McGuire sold his community pharmacy at 60 and retired for a few months before boredom drove him back to work. He appreciates the income, but that’s not what keeps him working. “It’s challenging,” he says. “I’m learning something new every day, and I really feel like I’m filling a need…. I’ll work as long as I think I can be effective.”
Benefits McGuire enjoys that can be adapted to fit your organization include:
• Flexible Schedule: Healthcare’s round-the-clock nature means you can offer your employees a wide array of scheduling options. Having this kind of control over their jobs increases employee satisfaction.
• Respect: Pharmacists are an integral part of the Hospice healthcare team and are valued for their expertise. At your organization, be sure all employees are appreciated for their role in patient care and the organization’s success. This attitude of respect must be a cultural expectation, reinforced by individual managers.
• Challenging Work: Hospice pharmacists essentially serve as consultants to home-care nurses and physicians and face new challenges every day. Encourage your professionals to do what they love best. If nurses are drowning in paperwork, for example, consider streamlining procedures, adding clerks or implementing new technology. If doctors are frustrated by insurance issues, create a new manager-level position, and hire someone with insurance expertise. Ask your employees — they’ll tell you their frustrations and give you ideas on how to improve the situation.
• Learning and Growth: McGuire keeps up to date through constant reading and professional development. He finds it stimulating to learn new things and put them to use.

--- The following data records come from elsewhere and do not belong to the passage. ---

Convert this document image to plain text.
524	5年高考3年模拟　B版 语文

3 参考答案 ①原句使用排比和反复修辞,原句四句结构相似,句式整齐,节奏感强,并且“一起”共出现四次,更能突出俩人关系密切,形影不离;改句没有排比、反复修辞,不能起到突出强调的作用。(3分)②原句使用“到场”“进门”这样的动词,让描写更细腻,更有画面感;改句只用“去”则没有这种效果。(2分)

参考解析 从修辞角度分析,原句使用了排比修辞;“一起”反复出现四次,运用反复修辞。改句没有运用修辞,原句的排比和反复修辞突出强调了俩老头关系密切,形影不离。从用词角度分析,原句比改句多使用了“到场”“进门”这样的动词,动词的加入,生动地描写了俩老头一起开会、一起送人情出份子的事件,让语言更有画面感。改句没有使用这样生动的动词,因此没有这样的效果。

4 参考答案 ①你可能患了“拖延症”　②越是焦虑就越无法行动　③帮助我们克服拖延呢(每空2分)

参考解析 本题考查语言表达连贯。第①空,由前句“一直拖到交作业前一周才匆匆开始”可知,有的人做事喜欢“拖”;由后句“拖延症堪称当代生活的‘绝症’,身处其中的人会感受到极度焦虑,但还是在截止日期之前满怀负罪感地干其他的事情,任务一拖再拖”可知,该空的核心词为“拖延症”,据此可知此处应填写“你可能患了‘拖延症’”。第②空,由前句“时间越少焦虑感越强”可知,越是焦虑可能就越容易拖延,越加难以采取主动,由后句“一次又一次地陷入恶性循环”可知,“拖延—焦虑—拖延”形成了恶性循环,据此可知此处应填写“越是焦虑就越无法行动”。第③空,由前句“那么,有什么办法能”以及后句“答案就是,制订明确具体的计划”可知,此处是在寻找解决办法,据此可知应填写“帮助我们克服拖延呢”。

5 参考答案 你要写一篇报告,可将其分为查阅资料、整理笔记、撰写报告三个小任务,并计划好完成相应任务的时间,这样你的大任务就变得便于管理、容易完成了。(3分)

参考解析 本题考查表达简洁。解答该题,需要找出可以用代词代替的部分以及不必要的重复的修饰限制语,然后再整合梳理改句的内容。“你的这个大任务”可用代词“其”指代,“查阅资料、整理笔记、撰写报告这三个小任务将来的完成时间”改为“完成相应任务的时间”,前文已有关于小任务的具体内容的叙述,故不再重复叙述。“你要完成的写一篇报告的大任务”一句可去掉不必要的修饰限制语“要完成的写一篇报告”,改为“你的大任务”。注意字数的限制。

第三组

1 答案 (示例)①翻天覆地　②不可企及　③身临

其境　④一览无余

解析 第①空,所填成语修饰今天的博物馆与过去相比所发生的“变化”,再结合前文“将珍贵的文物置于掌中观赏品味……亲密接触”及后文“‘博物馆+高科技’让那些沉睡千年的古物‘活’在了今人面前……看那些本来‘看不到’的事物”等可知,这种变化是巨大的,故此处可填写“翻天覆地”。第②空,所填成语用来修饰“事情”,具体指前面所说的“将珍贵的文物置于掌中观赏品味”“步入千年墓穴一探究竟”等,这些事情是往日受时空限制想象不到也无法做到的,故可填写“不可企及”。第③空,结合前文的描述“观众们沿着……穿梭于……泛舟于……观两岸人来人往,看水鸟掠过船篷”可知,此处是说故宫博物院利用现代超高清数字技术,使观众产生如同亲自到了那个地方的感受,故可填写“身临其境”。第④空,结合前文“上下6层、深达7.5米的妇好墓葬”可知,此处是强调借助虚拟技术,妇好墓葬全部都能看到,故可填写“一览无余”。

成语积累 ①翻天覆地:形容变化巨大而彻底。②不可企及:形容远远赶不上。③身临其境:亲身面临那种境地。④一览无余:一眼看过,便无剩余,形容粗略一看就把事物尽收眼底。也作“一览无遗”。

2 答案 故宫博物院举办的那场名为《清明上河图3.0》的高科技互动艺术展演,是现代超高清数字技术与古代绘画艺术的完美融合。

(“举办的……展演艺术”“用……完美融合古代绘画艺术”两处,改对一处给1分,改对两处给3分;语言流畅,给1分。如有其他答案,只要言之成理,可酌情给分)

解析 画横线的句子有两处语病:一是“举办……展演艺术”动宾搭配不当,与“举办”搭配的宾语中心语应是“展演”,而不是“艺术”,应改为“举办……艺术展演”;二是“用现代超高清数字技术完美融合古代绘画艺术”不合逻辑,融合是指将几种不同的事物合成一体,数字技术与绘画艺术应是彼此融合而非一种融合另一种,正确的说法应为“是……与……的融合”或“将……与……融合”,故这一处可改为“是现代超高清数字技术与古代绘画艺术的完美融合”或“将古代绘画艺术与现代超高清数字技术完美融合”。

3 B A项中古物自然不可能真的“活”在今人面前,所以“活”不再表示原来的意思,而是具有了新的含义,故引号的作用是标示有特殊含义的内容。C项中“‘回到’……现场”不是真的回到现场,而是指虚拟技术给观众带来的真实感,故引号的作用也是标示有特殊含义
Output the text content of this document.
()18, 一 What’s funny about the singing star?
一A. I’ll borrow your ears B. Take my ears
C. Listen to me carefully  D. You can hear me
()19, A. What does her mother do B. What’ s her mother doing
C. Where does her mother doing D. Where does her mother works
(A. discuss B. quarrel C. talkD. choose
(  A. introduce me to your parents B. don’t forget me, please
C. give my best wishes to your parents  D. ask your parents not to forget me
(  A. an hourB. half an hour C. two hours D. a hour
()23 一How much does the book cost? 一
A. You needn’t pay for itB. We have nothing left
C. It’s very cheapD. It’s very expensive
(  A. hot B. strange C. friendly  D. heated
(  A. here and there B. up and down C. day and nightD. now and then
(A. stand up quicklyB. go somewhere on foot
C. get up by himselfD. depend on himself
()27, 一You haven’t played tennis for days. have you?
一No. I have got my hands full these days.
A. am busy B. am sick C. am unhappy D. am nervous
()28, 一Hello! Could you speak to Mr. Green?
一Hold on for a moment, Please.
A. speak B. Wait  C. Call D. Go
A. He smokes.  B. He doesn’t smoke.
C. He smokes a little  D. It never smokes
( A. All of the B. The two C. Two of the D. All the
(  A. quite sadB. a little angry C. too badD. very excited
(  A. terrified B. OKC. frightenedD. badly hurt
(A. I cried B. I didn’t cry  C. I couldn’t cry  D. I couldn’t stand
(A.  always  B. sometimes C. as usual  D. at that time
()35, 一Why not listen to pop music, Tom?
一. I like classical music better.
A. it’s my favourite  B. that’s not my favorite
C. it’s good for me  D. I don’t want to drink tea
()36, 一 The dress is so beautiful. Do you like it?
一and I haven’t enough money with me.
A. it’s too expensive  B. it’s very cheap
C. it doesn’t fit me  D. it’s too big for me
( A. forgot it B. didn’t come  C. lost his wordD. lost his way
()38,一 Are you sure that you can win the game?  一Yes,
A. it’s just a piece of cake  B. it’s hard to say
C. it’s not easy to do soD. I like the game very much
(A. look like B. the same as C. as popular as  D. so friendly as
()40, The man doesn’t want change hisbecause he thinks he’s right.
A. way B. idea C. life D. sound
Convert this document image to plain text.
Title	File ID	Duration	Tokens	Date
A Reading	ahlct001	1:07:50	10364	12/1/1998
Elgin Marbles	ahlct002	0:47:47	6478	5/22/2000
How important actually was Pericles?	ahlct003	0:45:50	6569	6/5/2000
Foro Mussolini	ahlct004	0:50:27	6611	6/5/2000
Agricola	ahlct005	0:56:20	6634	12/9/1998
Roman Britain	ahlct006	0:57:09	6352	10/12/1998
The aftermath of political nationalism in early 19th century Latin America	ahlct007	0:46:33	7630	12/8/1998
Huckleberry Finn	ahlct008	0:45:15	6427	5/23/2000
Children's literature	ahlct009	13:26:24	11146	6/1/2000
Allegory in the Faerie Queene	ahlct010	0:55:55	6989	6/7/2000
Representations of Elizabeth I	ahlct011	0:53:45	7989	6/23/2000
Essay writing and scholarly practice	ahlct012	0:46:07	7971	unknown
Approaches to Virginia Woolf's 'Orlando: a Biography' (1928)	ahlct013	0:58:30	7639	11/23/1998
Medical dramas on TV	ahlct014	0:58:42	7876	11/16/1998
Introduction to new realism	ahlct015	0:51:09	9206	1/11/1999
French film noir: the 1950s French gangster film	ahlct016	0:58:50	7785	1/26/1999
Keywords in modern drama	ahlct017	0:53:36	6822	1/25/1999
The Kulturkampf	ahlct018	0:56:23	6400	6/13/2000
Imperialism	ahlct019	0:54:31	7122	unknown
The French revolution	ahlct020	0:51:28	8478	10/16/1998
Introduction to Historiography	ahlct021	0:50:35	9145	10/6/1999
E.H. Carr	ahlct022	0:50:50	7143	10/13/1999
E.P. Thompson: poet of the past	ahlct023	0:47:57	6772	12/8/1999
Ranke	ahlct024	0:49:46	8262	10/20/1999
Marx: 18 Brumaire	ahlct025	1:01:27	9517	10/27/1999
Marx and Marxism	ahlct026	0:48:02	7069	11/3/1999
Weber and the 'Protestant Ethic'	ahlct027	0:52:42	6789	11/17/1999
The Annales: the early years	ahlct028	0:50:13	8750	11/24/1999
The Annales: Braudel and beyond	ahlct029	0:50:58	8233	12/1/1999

Be sure you are encouraging employees to develop their professional skills as well as allowing them to flex them.
Create a Culture Change
From the HR perspective, you can have an enormous impact on your organization by working to establish the kind of culture that encourages employee loyalty. To gain executive support for this culture shift, develop a business case that ties the cost of employee turnover to the bottom line. Track individual managers’ retention stats, and use your findings to custom design training and development programs to give each manager the specific skills and knowledge needed to better supervise, develop, mentor and satisfy staff.
At a higher level, strive to build your organization’s reputation as an employer of choice — a place where people want to work, are proud to work and for which they eagerly recruit those they know. Study companies that make business magazines’ annual “best employer” lists. Which of their practices could you implement? How can you, as a change driver within HR, establish a more positive culture? This can be an exciting challenge for HR professionals, one that will test your leadership skills, enable you to work closely with your organization’s top executives and provide you with a tremendous achievement for your resume.